Al calentar el metal, la pieza queda expuesta al aire, produciéndose con frecuencia oxidación y descarburación (es decir, una reducción del contenido de carbono en la superficie del acero), lo que repercute negativamente en las propiedades superficiales de las piezas tras el tratamiento térmico. Por lo tanto, los metales deben calentarse generalmente en atmósfera controlada o protectora, en sales fundidas o al vacío. El calentamiento protector también puede realizarse mediante recubrimientos o técnicas de embalaje.

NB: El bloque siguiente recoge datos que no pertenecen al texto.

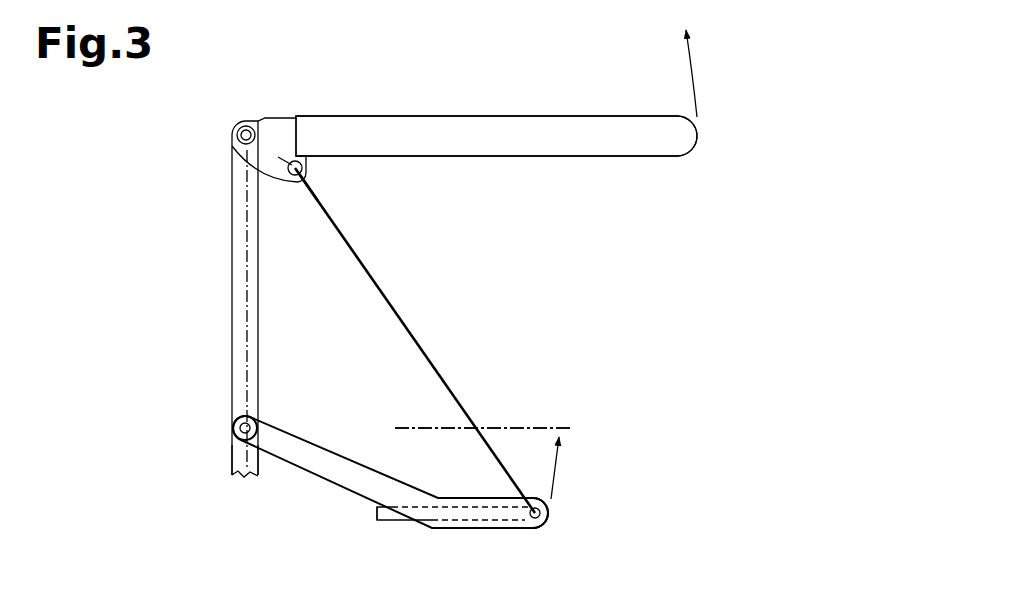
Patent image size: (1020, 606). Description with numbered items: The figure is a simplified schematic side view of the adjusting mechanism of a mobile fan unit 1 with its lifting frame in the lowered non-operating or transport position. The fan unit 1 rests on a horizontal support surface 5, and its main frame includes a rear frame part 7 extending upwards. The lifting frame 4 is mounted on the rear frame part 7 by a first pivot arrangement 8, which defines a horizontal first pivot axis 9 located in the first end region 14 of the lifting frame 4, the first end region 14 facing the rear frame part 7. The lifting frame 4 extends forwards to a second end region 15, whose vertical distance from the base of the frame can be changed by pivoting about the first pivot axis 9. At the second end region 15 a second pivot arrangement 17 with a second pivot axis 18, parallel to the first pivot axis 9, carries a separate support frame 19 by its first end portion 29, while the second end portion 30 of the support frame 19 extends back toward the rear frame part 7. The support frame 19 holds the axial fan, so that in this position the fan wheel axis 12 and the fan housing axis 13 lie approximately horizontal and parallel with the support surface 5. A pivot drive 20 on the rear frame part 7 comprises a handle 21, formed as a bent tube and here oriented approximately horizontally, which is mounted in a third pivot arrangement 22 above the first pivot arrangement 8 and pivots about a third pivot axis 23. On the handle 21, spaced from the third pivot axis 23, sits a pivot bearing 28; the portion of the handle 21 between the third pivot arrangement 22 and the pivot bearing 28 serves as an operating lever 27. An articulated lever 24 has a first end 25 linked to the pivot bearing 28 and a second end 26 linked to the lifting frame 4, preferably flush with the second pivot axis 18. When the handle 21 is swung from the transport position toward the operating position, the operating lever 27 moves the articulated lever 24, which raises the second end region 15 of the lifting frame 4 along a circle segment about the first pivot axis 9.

The fan unit 1 is at (722, 96).
The lifting frame 4 is at (300, 452).
The support surface 5 is at (668, 605).
The rear frame part 7 is at (237, 226).
The first pivot arrangement 8 is at (232, 415).
The first pivot axis 9 is at (245, 428).
The fan wheel axis 12 is at (556, 426).
The fan housing axis 13 is at (556, 426).
The first end region 14 is at (240, 448).
The second end region 15 is at (541, 538).
The second pivot arrangement 17 is at (553, 505).
The second pivot axis 18 is at (546, 513).
The support frame 19 is at (386, 519).
The pivot drive 20 is at (440, 113).
The handle 21 is at (532, 136).
The third pivot arrangement 22 is at (240, 118).
The third pivot axis 23 is at (246, 135).
The articulated lever 24 is at (368, 266).
The first end 25 is at (320, 186).
The second end 26 is at (541, 493).
The operating lever 27 is at (273, 152).
The pivot bearing 28 is at (296, 165).
The first end portion 29 is at (525, 511).
The second end portion 30 is at (376, 513).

La temperatura de calentamiento es uno de los parámetros importantes del proceso de tratamiento térmico. Seleccionar y controlar la temperatura de calentamiento es fundamental para garantizar la calidad del tratamiento. La temperatura de calentamiento varía según el material metálico que se procesa y el propósito del tratamiento térmico, pero generalmente se calienta por encima de una temperatura de transformación característica para obtener una estructura de alta temperatura. Además, la transformación requiere un cierto tiempo. Por lo tanto, cuando la superficie de la pieza metálica alcanza la temperatura de calentamiento requerida, debe mantenerse a esta temperatura durante un período determinado para lograr la uniformidad de las temperaturas interna y externa y completar la transformación de la microestructura. Este período se denomina tiempo de mantenimiento. Al utilizar calentamiento de alta densidad energética y tratamiento térmico superficial, la velocidad de calentamiento es extremadamente rápida y generalmente no hay tiempo de mantenimiento, mientras que el tiempo de mantenimiento para el tratamiento térmico químico suele ser más prolongado.
2. Enfriamiento
El enfriamiento es un paso indispensable en el proceso de tratamiento térmico. Los métodos de enfriamiento varían según el proceso, controlando principalmente la velocidad de enfriamiento. Generalmente, el recocido requiere la velocidad de enfriamiento más lenta, la normalización una velocidad más rápida y el temple una velocidad aún mayor. Sin embargo, existen diferentes requisitos según el tipo de acero. Por ejemplo, el acero templado al aire puede endurecerse a la misma velocidad de enfriamiento que la normalización.